Rogers seufzte. »Vielleicht hat er nichts anderes vor, als uns sauer zu machen.« Er öffnete die Akte Martino, die vor ihm auf dem Schreibtisch lag. Mit dem Finger fuhr er über die spärliche Liste von Namen. »Martino hatte nicht mehr als einen einzigen Verwandten hier in New York. Keine intimen Freunde. Mit dieser Frau hier scheint er eine Weile befreundet gewesen zu sein, während er auf der Abendhochschule war. Sie hat ihm eine Hochzeitsanzeige geschickt. Vielleicht ist hier eine Möglichkeit für uns.«

»Soll das heißen, daß dieser Mann doch Martino ist?«

»Ich habe nichts dergleichen behauptet. Er hat noch keinen Schritt in der Richtung ihrer Wohnung gemacht, obwohl er schon seit ein paar Stunden in nächster Nähe herumläuft. Wenn ich etwas sage, so sage ich, dieser Mann ist nicht Martino.«

»Würden Sie eine alte Bekannte aufsuchen, die über fünfzehn Jahre verheiratet ist?«

»Unter Umständen.«

»Womit nichts bewiesen wäre, weder das eine noch das andere.«

»Haben wir das nicht die ganze Zeit über gesagt?«

Finchley zuckte mit dem Mund.

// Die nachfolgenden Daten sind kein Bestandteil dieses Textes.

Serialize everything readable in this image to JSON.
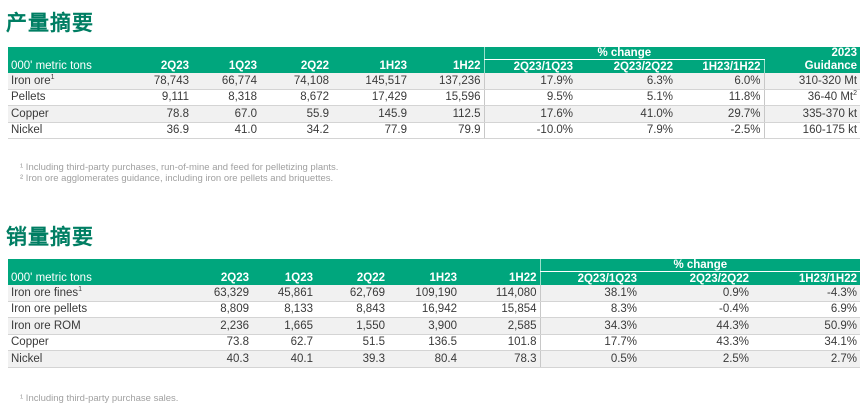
{
  "production": {
    "title": "产量摘要",
    "unit_label": "000' metric tons",
    "pct_change_label": "% change",
    "guidance_year": "2023",
    "guidance_label": "Guidance",
    "columns": [
      "2Q23",
      "1Q23",
      "2Q22",
      "1H23",
      "1H22",
      "2Q23/1Q23",
      "2Q23/2Q22",
      "1H23/1H22"
    ],
    "rows": [
      {
        "label": "Iron ore",
        "sup": "1",
        "values": [
          "78,743",
          "66,774",
          "74,108",
          "145,517",
          "137,236",
          "17.9%",
          "6.3%",
          "6.0%"
        ],
        "guidance": "310-320 Mt",
        "guidance_sup": ""
      },
      {
        "label": "Pellets",
        "sup": "",
        "values": [
          "9,111",
          "8,318",
          "8,672",
          "17,429",
          "15,596",
          "9.5%",
          "5.1%",
          "11.8%"
        ],
        "guidance": "36-40 Mt",
        "guidance_sup": "2"
      },
      {
        "label": "Copper",
        "sup": "",
        "values": [
          "78.8",
          "67.0",
          "55.9",
          "145.9",
          "112.5",
          "17.6%",
          "41.0%",
          "29.7%"
        ],
        "guidance": "335-370 kt",
        "guidance_sup": ""
      },
      {
        "label": "Nickel",
        "sup": "",
        "values": [
          "36.9",
          "41.0",
          "34.2",
          "77.9",
          "79.9",
          "-10.0%",
          "7.9%",
          "-2.5%"
        ],
        "guidance": "160-175 kt",
        "guidance_sup": ""
      }
    ],
    "footnotes": [
      "¹ Including third-party purchases, run-of-mine and feed for pelletizing plants.",
      "² Iron ore agglomerates guidance, including iron ore pellets and briquettes."
    ]
  },
  "sales": {
    "title": "销量摘要",
    "unit_label": "000' metric tons",
    "pct_change_label": "% change",
    "columns": [
      "2Q23",
      "1Q23",
      "2Q22",
      "1H23",
      "1H22",
      "2Q23/1Q23",
      "2Q23/2Q22",
      "1H23/1H22"
    ],
    "rows": [
      {
        "label": "Iron ore fines",
        "sup": "1",
        "values": [
          "63,329",
          "45,861",
          "62,769",
          "109,190",
          "114,080",
          "38.1%",
          "0.9%",
          "-4.3%"
        ]
      },
      {
        "label": "Iron ore pellets",
        "sup": "",
        "values": [
          "8,809",
          "8,133",
          "8,843",
          "16,942",
          "15,854",
          "8.3%",
          "-0.4%",
          "6.9%"
        ]
      },
      {
        "label": "Iron ore ROM",
        "sup": "",
        "values": [
          "2,236",
          "1,665",
          "1,550",
          "3,900",
          "2,585",
          "34.3%",
          "44.3%",
          "50.9%"
        ]
      },
      {
        "label": "Copper",
        "sup": "",
        "values": [
          "73.8",
          "62.7",
          "51.5",
          "136.5",
          "101.8",
          "17.7%",
          "43.3%",
          "34.1%"
        ]
      },
      {
        "label": "Nickel",
        "sup": "",
        "values": [
          "40.3",
          "40.1",
          "39.3",
          "80.4",
          "78.3",
          "0.5%",
          "2.5%",
          "2.7%"
        ]
      }
    ],
    "footnotes": [
      "¹ Including third-party purchase sales."
    ]
  },
  "colors": {
    "header_green": "#00a67d",
    "title_green": "#007e63",
    "footnote_gray": "#a0a0a0"
  }
}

Seine Augen waren ohne jeden Ausdruck. »Und wie steht es mit diesem Verwandten?«

»Sein Onkel? Martino hat bei ihm gearbeitet. Er hatte eine Espressobar. Heute ist in dem Lokal ein Friseurgeschäft. Der Onkel hat mit dreiundsechzig Jahren noch geheiratet und ist dann nach Californien gezogen, wo er vor zehn Jahren starb. Damit ist auch der Punkt erledigt. Martino war kein großer Gesellschafter, er schloß sich keinem anderen Menschen an. Er schrieb genauso wenig ein Tagebuch oder lange Briefe, die man heute noch einsehen könnte. Er war, mit einem Wort gesagt, genau der richtige Mann für dieses Unternehmen.«

»Und dennoch«, sagte Finchley. »Wer kam sofort nach New York, ging sofort nach Greenwich Village und in die Straßen seiner Jugend? Das muß doch einen Grund haben. Aber im Augenblick zeigt er uns nur, wie schön er herumlaufen kann; immer in Kreisen, ohne Ziel. Für einen Mann wie Martino ist das außergewöhnlich.« Finchleys Stimme klang betrübt und nachdenklich.

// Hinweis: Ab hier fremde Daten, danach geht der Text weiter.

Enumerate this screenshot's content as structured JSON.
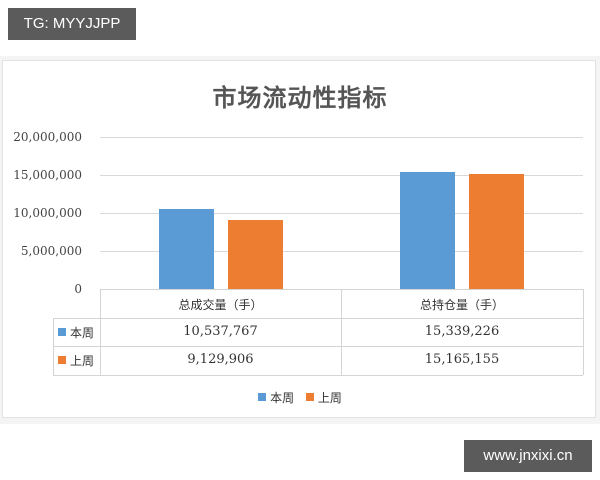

Rogers war es müde, weiter mit Finchley zu argumentieren; er nahm den Hörer von der Gabel, und während er die Nummer wählte, sagte er: »Ich werde etwas zu essen bestellen.«

* * *

Der Drugstore an der Ecke Sechste Avenue West Siebente Straße war klein und schmal. Man konnte kaum etwas von dem ohnehin spärlichen Fußboden sehen, überall hatten Vertreter von Kosmetikfirmen, Rasierklingenkonzernen und Pinselfabrikanten ihre Reklameschilder aufgebaut. Nirgendwo konnte man die eigentlichen Wände des Raumes sehen; sie waren voll besetzt mit Waren aller Art, die der Inhaber des kleinen Geschäftes auf Lager haben mußte, wollte er nicht seine Kunden an den mächtigen Konsum am anderen Ende der Straße verlieren. Die beiden Leuchtplatten an der Decke spendeten ein so merkwürdiges Licht, daß man nie wußte, ob sie eingeschaltet waren oder nicht. In diesem Zwielicht saß zwischen einem Stapel Bücher und einem überdimensionalen Stoppelbartplakat der einzige Verkäufer und las eine Zeitung. Vor sich hatte er die Registrierkasse, so daß er so gut wie eingeschlossen war. Da es selten vorkam, daß er einmal hinter seiner Barrikade hervorkommen mußte, hatte er es sich angewöhnt, solange sitzen zu bleiben, bis ein Kunde ihn darum bat.